Local mainstream power brands are a significant part of Carlsberg’s portfolio, notes ‘t Hart: providing a solid mainstream base as well as an opportunity to grow into new categories.
“These brands have strong local roots and histories and fulfil the continued consumer demand for local and authentic brands. Our local power brands also offer opportunities for premium line extensions and entry points into other categories, for example alcohol-free beer.
“We will apply a structured and disciplined approach to manage our local brands, clustering them into four groups in order to determine the level into four groups in order to determine the level of marketing investments needed, criteria for innovations, opportunities for geographical expansions in or outside their home markets and specific value management efforts. So, we are taking a more rigorous approach on how we manage our mainstream core brands. And although the category is under pressure from premiumization, the category offers appealing long-term revenue growth opportunities for us.”
Alcohol-free brews are a ‘well-known priority’ for the company and will remain in focus in the coming years: driven by brands such as Carlsberg 0.0, Baltika and a partnership with Brooklyn Brewery.
The category is one of the fastest growing beer segments, especially in Europe, but Carlsberg will now turn its focus to carving out the category in Asia.
“We have delivered strong growth of 14% CAGR in alcohol-free brews during SAIL’22 [Carlsberg's growth strategy from 2016-2022] and in many markets, and Western Europe and Central & Eastern Europe, we hold strong number one market positions,” said ‘t Hart. “Our portfolio is right and includes traditional alcohol-free beer, beer mixes, flavored non-alcoholic beers and non-fermented malt beverages.
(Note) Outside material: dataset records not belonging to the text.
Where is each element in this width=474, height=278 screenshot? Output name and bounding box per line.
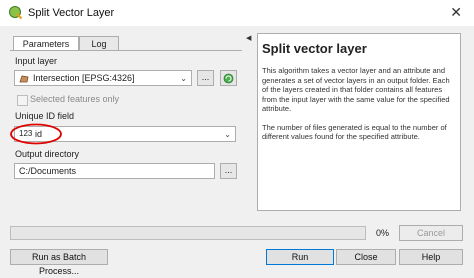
close-button[interactable]: Close (336, 249, 396, 265)
help-button[interactable]: Help (399, 249, 463, 265)
title-bar: Split Vector Layer ✕ (0, 0, 474, 26)
selected-features-label: Selected features only (30, 94, 120, 104)
progress-bar (10, 226, 366, 240)
input-layer-label: Input layer (15, 56, 58, 66)
iterate-icon (223, 73, 234, 84)
iterate-button[interactable] (220, 70, 237, 86)
polygon-layer-icon (19, 75, 29, 83)
run-as-batch-button[interactable]: Run as Batch Process... (10, 249, 108, 276)
output-dir-value: C:/Documents (19, 166, 77, 176)
cancel-button[interactable]: Cancel (399, 225, 463, 241)
help-paragraph: The number of files generated is equal t… (262, 122, 447, 142)
collapse-help-icon[interactable]: ◀ (246, 34, 251, 42)
window-title: Split Vector Layer (28, 7, 115, 19)
close-icon[interactable]: ✕ (450, 4, 462, 21)
input-layer-select[interactable]: Intersection [EPSG:4326] ⌄ (14, 70, 192, 86)
input-layer-value: Intersection [EPSG:4326] (33, 73, 135, 83)
run-button[interactable]: Run (266, 249, 334, 265)
output-dir-browse-button[interactable]: ... (220, 163, 237, 179)
input-layer-browse-button[interactable]: ... (197, 70, 214, 86)
unique-id-label: Unique ID field (15, 111, 75, 121)
output-dir-input[interactable]: C:/Documents (14, 163, 215, 179)
help-paragraph: This algorithm takes a vector layer and … (262, 66, 450, 113)
progress-percent: 0% (376, 228, 390, 238)
chevron-down-icon: ⌄ (180, 74, 187, 83)
output-dir-label: Output directory (15, 149, 80, 159)
selected-features-checkbox[interactable] (17, 95, 28, 106)
tab-log[interactable]: Log (79, 36, 119, 51)
chevron-down-icon: ⌄ (224, 130, 231, 139)
help-panel: Split vector layer This algorithm takes … (257, 33, 461, 211)
help-title: Split vector layer (262, 41, 367, 56)
qgis-logo-icon (9, 6, 23, 20)
red-annotation-circle (10, 123, 62, 145)
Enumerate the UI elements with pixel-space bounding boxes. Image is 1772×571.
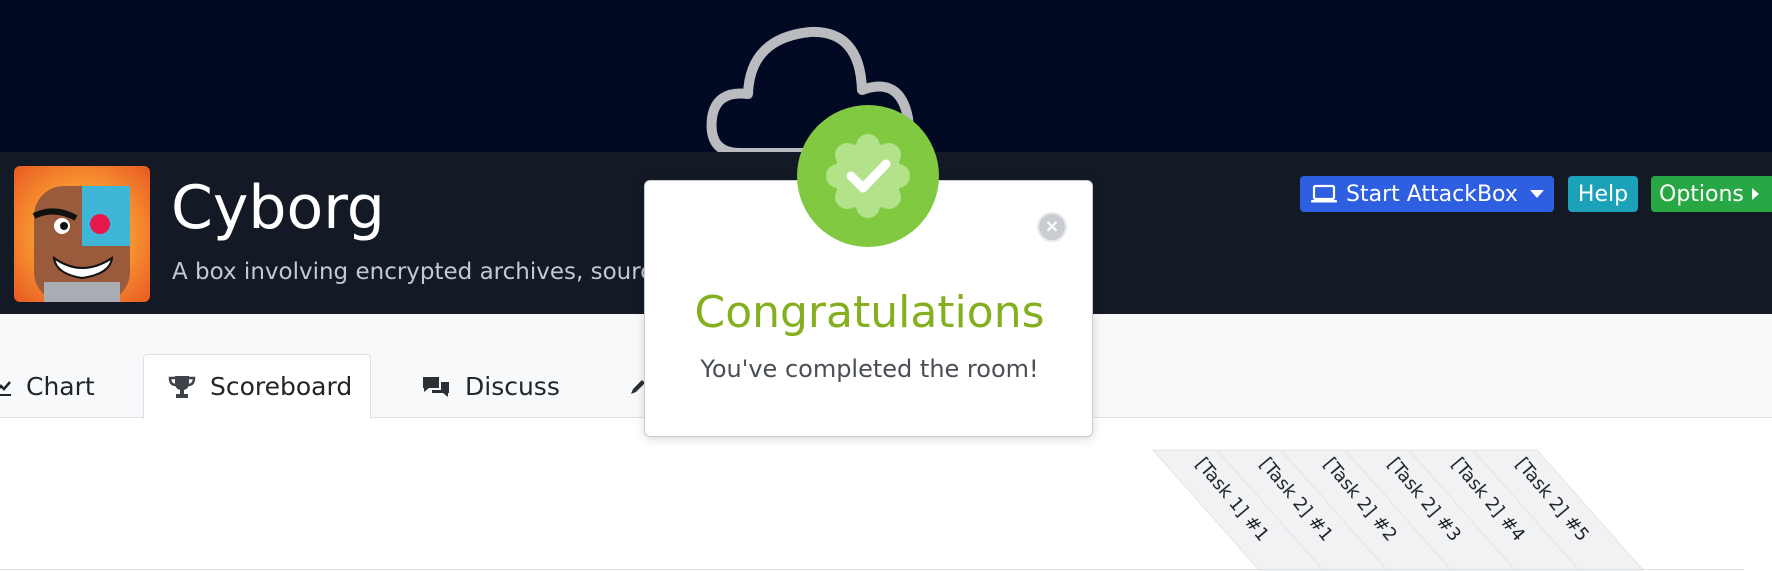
chevron-right-icon — [1751, 188, 1759, 200]
modal-subtitle: You've completed the room! — [700, 355, 1039, 383]
help-label: Help — [1577, 181, 1629, 207]
help-button[interactable]: Help — [1568, 176, 1638, 212]
scoreboard-panel: [Task 1] #1 [Task 2] #1 [Task 2] #2 [Tas… — [0, 419, 1772, 571]
start-attackbox-button[interactable]: Start AttackBox — [1300, 176, 1554, 212]
chart-icon — [0, 378, 12, 396]
room-title: Cyborg — [171, 173, 385, 243]
tab-discuss-label: Discuss — [465, 372, 560, 401]
tab-scoreboard[interactable]: Scoreboard — [143, 354, 371, 419]
start-attackbox-label: Start AttackBox — [1346, 181, 1518, 207]
close-button[interactable]: × — [1037, 212, 1067, 242]
divider — [0, 569, 1745, 570]
room-avatar — [14, 166, 150, 302]
modal-title: Congratulations — [694, 287, 1045, 338]
trophy-icon — [168, 374, 196, 400]
page: Cyborg A box involving encrypted archive… — [0, 0, 1772, 571]
task-header: [Task 2] #5 — [1471, 449, 1645, 571]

“Our ambition is to continue our strong growth momentum. We will do so by accelerating volume growth in Western Europe, further scale our alcohol-free brews portfolio in Central & Eastern Europe and seeding the category in Asia, leveraging our strong local power brands, our international premium brands, and stand-alone alcohol-free brands. Our ambition is to more than double our alcohol-free brew volumes.”
4. Moving beyond beer
A new priority for Carlsberg is to grow in the beyond beer category: with more alcoholic beverages such as RTDs on the cards.
The company has been testing the waters with launches such as Garage and Somersby hard seltzers, launched in 2020 in select markets. Carlsberg will now turn its focus to scaling these brands up.
“Alcoholic categories beyond beer, such as ciders, hard lemonade, hard seltzers and RTDs are becoming increasingly popular in some of our markets,” said ‘t Hart.
“This is due to sweeter taste and more fruity and flavored variants appealing to some consumer groups.
“We see a very appealing growth opportunities in this space with already existing and proven brands. The two key brands will be Somersby and Garage that have developed very strong growth in some markets in recent years. From being local priorities, we will now make them global or regional priorities, with the required attention and investments.
“Those brands have proven to be scalable, and by applying repeatable global models and expanding into new markets, we believe they can deliver a sizeable growth.”